Ammaliata dallo spettacolo di quel mare azzurro, svolazzato, incartocciato a volute, chiazzato dai raggi bianchi del sole tremolanti sull'onde, quasi abbarbagliata da quel miraggio fatato, Cecilia smontò e principiò a camminare. Guardava il cielo ed il mare meglio che il suolo ove poneva il piede. Di un tratto la vidi vacillare. Mi spaventai del suo pericolo e le misi la mano alla taglia onde sostenerla; la mia mano la scosse e le fece perder l'equilibrio, sdrucciolò. Io chiusi gli occhi.
Quando li riaprii, per osservare, il vuoto era dinanzi a me.
Vidi il mare brulicare a' miei piedi, le piccole onde baciare la sponda e recedere come pudibonde ed, in fondo in fondo, riflessa dalla azzurra trasparenza dell'acqua, qualche cosa di bianco, come una Naiade che si moveva e affondava sempre e sempre. Quell'ombra bianca sbiadì, divenne opaca, verdastra, turchina d'indaco, più scura ancora, nera, disparve.
Io era vedovo.
La società era vendicata.
- Come la provvidenza vi aveva servito! sclamò il carceriere in capo.

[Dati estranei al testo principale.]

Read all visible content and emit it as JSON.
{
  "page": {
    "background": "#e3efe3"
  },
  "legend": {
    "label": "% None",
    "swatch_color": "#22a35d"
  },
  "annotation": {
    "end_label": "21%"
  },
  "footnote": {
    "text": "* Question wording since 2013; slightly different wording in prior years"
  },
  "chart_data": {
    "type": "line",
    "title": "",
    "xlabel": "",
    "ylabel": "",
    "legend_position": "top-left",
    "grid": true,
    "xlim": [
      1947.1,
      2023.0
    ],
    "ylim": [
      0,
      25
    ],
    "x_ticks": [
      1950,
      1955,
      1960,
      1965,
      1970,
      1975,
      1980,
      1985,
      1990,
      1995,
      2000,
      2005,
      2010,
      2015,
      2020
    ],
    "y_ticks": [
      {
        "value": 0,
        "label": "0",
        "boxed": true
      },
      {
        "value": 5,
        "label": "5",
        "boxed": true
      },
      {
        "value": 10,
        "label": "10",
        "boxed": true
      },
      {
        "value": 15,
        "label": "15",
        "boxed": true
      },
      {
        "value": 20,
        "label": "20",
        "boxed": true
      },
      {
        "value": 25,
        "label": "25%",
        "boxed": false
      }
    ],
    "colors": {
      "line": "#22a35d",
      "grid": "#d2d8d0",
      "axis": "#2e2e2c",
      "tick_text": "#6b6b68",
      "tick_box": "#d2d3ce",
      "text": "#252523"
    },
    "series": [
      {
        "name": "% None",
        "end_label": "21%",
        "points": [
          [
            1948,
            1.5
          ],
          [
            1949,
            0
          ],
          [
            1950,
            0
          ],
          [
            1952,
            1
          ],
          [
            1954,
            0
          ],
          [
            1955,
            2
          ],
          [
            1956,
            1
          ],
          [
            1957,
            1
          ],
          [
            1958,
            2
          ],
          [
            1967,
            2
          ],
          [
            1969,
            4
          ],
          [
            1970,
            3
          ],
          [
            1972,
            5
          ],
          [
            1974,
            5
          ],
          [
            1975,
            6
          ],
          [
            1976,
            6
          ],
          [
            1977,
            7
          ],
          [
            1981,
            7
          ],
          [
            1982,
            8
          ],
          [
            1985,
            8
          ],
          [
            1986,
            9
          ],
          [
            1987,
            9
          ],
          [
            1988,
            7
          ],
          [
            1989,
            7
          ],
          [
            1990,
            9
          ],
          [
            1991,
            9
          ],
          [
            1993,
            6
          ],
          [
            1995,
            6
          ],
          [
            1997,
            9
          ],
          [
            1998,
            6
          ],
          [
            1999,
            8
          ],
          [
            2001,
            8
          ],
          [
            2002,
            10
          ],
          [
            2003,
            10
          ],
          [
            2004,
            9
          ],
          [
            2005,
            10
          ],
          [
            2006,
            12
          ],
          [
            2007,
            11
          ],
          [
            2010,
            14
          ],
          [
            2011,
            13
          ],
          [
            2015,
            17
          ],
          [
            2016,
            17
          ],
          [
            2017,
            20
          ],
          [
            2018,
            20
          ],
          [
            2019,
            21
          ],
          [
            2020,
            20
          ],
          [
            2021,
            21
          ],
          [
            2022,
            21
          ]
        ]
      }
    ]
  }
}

- La tua provvidenza mi servì troppo, compare! rispose il conte.
- La non ne fa che di queste! osservò un'altra voce.
Ritornai solo coi miei asini a Sorrento e dissi ai miei ospiti che avevo lasciata Cecilia presso i miei amici. L'indomani ritornai a Napoli. Mi sentivo più leggero, ma orribilmente triste. Mi sarei fatto trappista, se avessi avuto settant'anni.